Менестрель, пожалуй, удивился поначалу, когда Дракон ему в деревню ходить запретил. Не то чтобы ему вообще туда ходить хотелось, но категоричность Эмбервинга не могла не удивлять. Впрочем, Голденхарту хватило ума догадаться, почему Дракон на этом настоял. По тем же самым причинам, по которым он сам себя точно так же вёл в последнее время. Не только драконы страшные собственники, принцы тоже.
Ближе к лету уживаться друг с другом стало проще: «притёрлись», как в народе говорят.
Одним утром, таким ранним, что не улеглись ещё туманы, царствующие в Серой Башне ночами, и не высохли росные травы на лугах, когда менестрель и Дракон тихо дремали в объятьях друг друга, изнурённые очередной бессонной ночью, башня содрогнулась.
На подобные пустяки Голденхарт давно перестал обращать внимание: башня стояла крепко, и даже их буйство в постели обрушить её не могло, впрочем, конструкция вибрировала и несколько покачивалась, когда они особенно расходились или когда Дракон, достигая пика наслаждения, невольно испускал колдовские, драконьи всполохи, которые импульсом раскатывались вокруг, озаряя ночное (или утреннее) пространство янтарными искрами. Зрачки у него тогда вытягивались вертикально и кое-где по телу проступали золотистые чешуйки: на плечах, на запястьях, на висках. Это завораживало.
– Эмбер! – сонно произнёс менестрель, телом ощутив, как дрогнула башня, но решив, что причиной тому очередной всполох.

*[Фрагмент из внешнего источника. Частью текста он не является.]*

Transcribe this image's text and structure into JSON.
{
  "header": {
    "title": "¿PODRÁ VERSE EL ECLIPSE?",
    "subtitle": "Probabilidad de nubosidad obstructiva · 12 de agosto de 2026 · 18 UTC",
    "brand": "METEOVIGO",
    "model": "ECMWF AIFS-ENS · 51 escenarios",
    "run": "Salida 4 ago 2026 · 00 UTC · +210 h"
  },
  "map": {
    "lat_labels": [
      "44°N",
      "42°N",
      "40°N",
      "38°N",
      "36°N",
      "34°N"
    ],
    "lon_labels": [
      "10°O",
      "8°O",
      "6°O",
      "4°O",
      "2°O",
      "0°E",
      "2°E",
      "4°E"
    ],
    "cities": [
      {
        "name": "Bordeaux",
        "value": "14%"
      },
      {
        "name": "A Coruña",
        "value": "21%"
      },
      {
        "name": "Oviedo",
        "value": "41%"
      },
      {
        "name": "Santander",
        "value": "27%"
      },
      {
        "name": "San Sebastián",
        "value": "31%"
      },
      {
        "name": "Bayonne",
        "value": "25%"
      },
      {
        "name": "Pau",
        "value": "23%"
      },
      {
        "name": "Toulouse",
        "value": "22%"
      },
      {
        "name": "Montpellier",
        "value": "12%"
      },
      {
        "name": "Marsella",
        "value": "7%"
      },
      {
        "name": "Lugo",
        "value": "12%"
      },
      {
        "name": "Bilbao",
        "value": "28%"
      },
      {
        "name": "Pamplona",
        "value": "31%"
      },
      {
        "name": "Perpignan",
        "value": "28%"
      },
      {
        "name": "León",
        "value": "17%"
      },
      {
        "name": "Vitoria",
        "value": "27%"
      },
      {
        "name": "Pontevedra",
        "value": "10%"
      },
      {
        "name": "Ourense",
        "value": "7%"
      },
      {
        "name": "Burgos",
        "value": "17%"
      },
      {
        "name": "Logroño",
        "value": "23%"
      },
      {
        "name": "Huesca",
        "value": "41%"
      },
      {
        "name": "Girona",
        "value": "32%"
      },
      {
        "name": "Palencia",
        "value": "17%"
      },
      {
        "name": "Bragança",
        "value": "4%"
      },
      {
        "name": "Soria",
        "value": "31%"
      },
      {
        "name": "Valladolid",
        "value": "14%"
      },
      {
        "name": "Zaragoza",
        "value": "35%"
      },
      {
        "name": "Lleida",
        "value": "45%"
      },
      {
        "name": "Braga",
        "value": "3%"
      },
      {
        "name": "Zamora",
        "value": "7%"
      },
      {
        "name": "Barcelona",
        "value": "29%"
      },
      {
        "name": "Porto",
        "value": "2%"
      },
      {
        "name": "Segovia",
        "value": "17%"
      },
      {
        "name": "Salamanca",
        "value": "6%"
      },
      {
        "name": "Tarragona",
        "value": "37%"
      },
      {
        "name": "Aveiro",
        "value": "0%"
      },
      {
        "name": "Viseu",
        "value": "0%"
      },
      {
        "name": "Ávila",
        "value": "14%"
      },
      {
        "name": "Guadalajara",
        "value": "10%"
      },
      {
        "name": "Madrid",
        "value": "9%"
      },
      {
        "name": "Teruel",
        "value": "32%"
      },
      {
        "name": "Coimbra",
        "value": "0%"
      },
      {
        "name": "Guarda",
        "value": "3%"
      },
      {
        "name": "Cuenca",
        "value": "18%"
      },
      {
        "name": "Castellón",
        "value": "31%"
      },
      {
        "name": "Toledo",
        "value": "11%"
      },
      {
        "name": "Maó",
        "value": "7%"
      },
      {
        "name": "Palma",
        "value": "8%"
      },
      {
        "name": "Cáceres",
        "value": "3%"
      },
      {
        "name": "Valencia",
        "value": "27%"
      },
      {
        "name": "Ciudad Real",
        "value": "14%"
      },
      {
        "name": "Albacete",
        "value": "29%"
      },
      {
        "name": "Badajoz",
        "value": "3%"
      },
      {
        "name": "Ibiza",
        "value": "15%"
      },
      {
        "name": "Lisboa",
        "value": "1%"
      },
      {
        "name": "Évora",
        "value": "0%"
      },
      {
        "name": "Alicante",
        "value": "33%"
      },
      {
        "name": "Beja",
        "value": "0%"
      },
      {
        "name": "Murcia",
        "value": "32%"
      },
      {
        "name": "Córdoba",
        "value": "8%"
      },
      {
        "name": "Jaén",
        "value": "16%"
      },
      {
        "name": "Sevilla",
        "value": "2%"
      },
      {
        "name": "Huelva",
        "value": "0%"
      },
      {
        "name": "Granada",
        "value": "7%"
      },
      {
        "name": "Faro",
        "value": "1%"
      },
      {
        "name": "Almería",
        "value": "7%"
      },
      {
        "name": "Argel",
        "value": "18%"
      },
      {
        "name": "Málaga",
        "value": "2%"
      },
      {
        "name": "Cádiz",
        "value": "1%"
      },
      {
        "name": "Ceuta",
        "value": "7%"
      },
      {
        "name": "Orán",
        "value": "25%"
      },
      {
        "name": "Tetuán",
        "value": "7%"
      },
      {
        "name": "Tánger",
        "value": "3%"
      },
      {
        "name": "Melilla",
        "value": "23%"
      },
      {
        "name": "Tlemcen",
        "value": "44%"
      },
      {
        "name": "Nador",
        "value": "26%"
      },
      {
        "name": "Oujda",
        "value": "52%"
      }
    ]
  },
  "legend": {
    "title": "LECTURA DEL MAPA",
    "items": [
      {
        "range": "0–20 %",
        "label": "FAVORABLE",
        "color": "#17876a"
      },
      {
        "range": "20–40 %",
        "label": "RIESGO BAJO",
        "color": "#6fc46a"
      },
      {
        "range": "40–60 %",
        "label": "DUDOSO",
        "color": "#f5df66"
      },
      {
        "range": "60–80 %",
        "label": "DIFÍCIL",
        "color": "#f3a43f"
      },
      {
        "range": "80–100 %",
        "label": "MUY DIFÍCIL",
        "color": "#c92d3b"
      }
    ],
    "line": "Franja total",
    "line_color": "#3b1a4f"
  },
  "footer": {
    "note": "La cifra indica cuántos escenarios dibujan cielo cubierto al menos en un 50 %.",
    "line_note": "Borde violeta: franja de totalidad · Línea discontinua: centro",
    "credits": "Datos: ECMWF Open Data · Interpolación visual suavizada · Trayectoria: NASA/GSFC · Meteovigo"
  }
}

– Это не я, – сонным же голосом отозвался Дракон.
Голденхарт чуть поворотил лицо, чтобы взглянуть. Дракон спал лицом в подушке, и никаких драконьих чешуек на его теле не наблюдалось. Но башня вибрировала.
– Землетрясение? – пробормотал юноша. Он бы выглянул в окно, чтобы посмотреть, что делается на улице, даром что лежал к окну ближе, чем Дракон, но рука Эмбервинга лежала на нём, а сдвинуть её, когда Дракон этого не хотел, было невозможно. Не человеку. Оставалось только ждать, когда Дракон сам проснётся, разбуженный этими странными вибрациями камней, из которых сложена Серая Башня.